With a strong statically typed language like scalajs or elm, you have a lot more static reasoning that can be done at compile time, allowing you to omit a lot of runtime support.

[0] http://www.lihaoyi.com/post/FromfirstprinciplesWhyIbetonScal...


JavaScript slow? Compared to what? ClojureScript is within 10-20% of JavaScript or less (virtually the same).


Immutable.js when mori.js is available? :)

Having tried both I really prefer mori, mori imports some core clojure functions with it. I found working with iterators which was recommended with immutable.js very awkward.


The issue is more that I have to add, and use an immutable library vs it being just baked in to the language. I have to convert from and to JS. Worry about setting a deep value that is regular JS. It's janky is all.


Not sure why this is posted. But I'm working on a straight port of re-frame in javascript, it's an abstraction on top of react-redux, a true 1:1 port. For me re-frame's api is the holy grail (for now) of UI programming.


Do you have a public repo? I'm using re-frame a lot happily, but sometimes there's only JS that can be used. I'd be interested to see your port.


I'd be interested in checking it out once finished. re-frame's abstractions have been great to work with.


I'd be very interested on that port. I really miss re-frame when I'm working with Js.


As a Redux maintainer, I'd be curious to see what you're putting together.

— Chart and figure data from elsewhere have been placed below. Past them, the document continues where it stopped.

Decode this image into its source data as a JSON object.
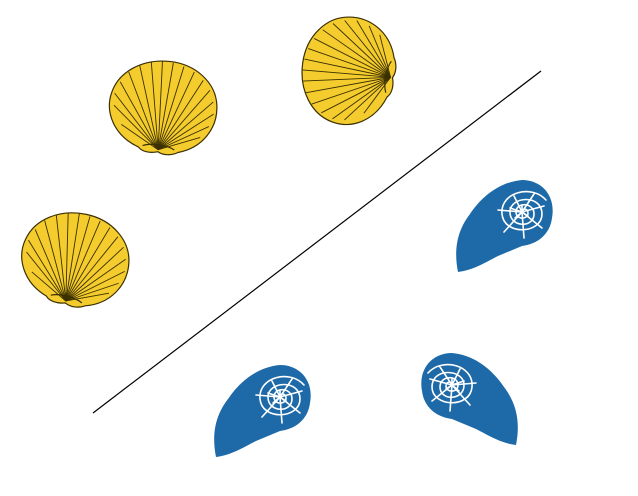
{
  "colors": {
    "background": "#ffffff",
    "scallop_fill": "#f5cc2e",
    "scallop_stroke": "#3a3000",
    "nautilus_fill": "#1e6aa8",
    "nautilus_lines": "#ffffff",
    "divider": "#000000"
  },
  "groups": {
    "yellow": {
      "shape": "scallop-shell",
      "count": 3
    },
    "blue": {
      "shape": "nautilus-shell",
      "count": 3
    }
  },
  "icons": [
    "scallop-shell-icon",
    "nautilus-shell-icon",
    "divider-line"
  ]
}
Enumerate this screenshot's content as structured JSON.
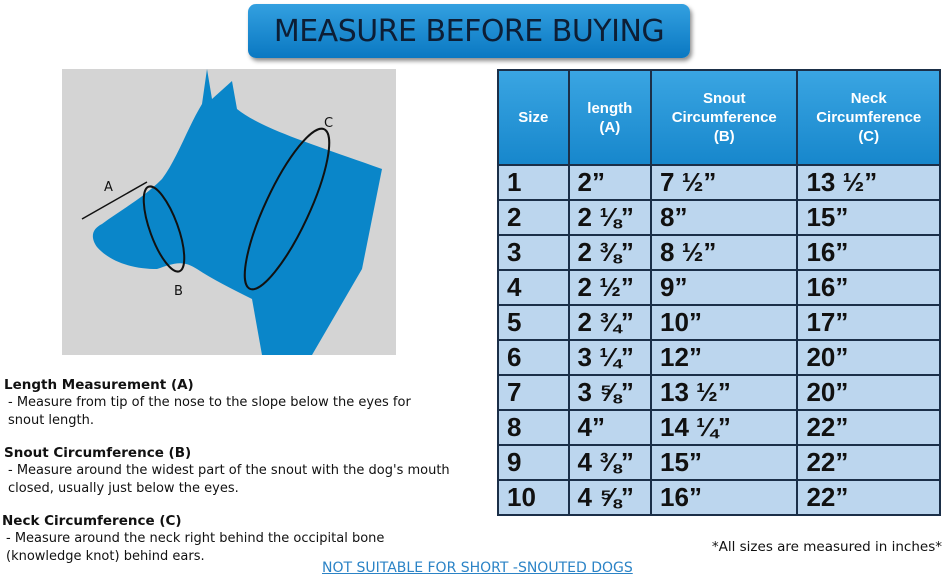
{
  "title": "MEASURE BEFORE BUYING",
  "illustration": {
    "labels": [
      "A",
      "B",
      "C"
    ],
    "dog_color": "#0a86c9",
    "bg": "#d4d4d4"
  },
  "instructions": [
    {
      "heading": "Length Measurement (A)",
      "text": "- Measure from tip of the nose to the slope below the eyes for snout length."
    },
    {
      "heading": "Snout Circumference (B)",
      "text": "- Measure around the widest part of the snout with the dog's mouth closed, usually just below the eyes."
    },
    {
      "heading": "Neck Circumference (C)",
      "text": "- Measure around the neck right behind the occipital bone (knowledge knot) behind ears."
    }
  ],
  "table": {
    "headers": [
      [
        "Size"
      ],
      [
        "length",
        "(A)"
      ],
      [
        "Snout",
        "Circumference",
        "(B)"
      ],
      [
        "Neck",
        "Circumference",
        "(C)"
      ]
    ],
    "rows": [
      [
        "1",
        "2”",
        "7 ½”",
        "13 ½”"
      ],
      [
        "2",
        "2 ⅛”",
        "8”",
        "15”"
      ],
      [
        "3",
        "2 ⅜”",
        "8 ½”",
        "16”"
      ],
      [
        "4",
        "2 ½”",
        "9”",
        "16”"
      ],
      [
        "5",
        "2 ¾”",
        "10”",
        "17”"
      ],
      [
        "6",
        "3 ¼”",
        "12”",
        "20”"
      ],
      [
        "7",
        "3 ⅝”",
        "13 ½”",
        "20”"
      ],
      [
        "8",
        "4”",
        "14 ¼”",
        "22”"
      ],
      [
        "9",
        "4 ⅜”",
        "15”",
        "22”"
      ],
      [
        "10",
        "4 ⅝”",
        "16”",
        "22”"
      ]
    ]
  },
  "note": "*All sizes are measured in inches*",
  "warning": "NOT SUITABLE FOR SHORT -SNOUTED DOGS"
}
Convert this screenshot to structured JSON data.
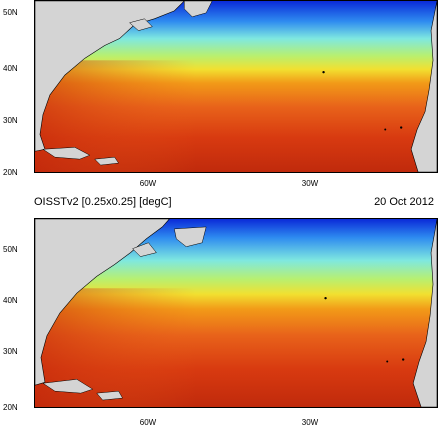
{
  "top_panel": {
    "lat_labels": [
      "50N",
      "40N",
      "30N",
      "20N"
    ],
    "lon_labels": [
      "60W",
      "30W"
    ]
  },
  "bottom_panel": {
    "title_left": "OISSTv2 [0.25x0.25] [degC]",
    "title_right": "20 Oct 2012",
    "lat_labels": [
      "50N",
      "40N",
      "30N",
      "20N"
    ],
    "lon_labels": [
      "60W",
      "30W"
    ]
  },
  "colors": {
    "land": "#d4d4d4",
    "warm": "#d83a10",
    "mid": "#f2a81a",
    "cool": "#9ce878",
    "cold": "#2060e8"
  }
}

Keeping all external state in a db like abstraction, and having any component, regardless of view tree depth, be able to query against it for data that it needs, and have it update when that data changes, is the way to go, and it's the future.

Applications developed this way are very easy to change and update. Deleting a completely self contained component, not having to update the parent by removing the wiring of the data, is a blessing.


Is fiber similar to what glimmer is to ember? Is it a big enough improvement to reconsider using react instead? (I was stoked on the glimmer stuff).


React is mostly an API contract (React.Component) and it didn't change. If you didn't like it for this reason, you won't like more.

If you left React for performance reasons especially related to real-time updates or animations, well this version is better.


Since Glimmer is implemented as a bytecode VM, they were able to go ahead and pull in many of the improvements that Fiber brings to React:

https://thefeedbackloop.xyz/designing-and-implementing-glimm...


I cut my teeth using Ember a few years back, the whole community is amazing and does great work. Using react/redux now, and while I think it's the simplest and most pragmatic approach (the connect function changed the game), I think the api's over in clojurescript land, specifically re-frame are the best . It's conceptually the same as react/redux, but with a few more facilities for isolating side effects in actions, and a wayyyyy simpler api for querying the store in functional components.

But what I came to say is I think templating languages are sub par. Using an actual programming language that returns "html", or some variant (like clojurescripts hiccup language) is way more useful. I wouldn't use this because of that.


If you feel like giving Ember another whirl in the future, ember-redux is production-ready and has a comparable API to react-redux. (e.g. `connect`)

https://github.com/ember-redux/ember-redux


How would you rationalize not using ES6?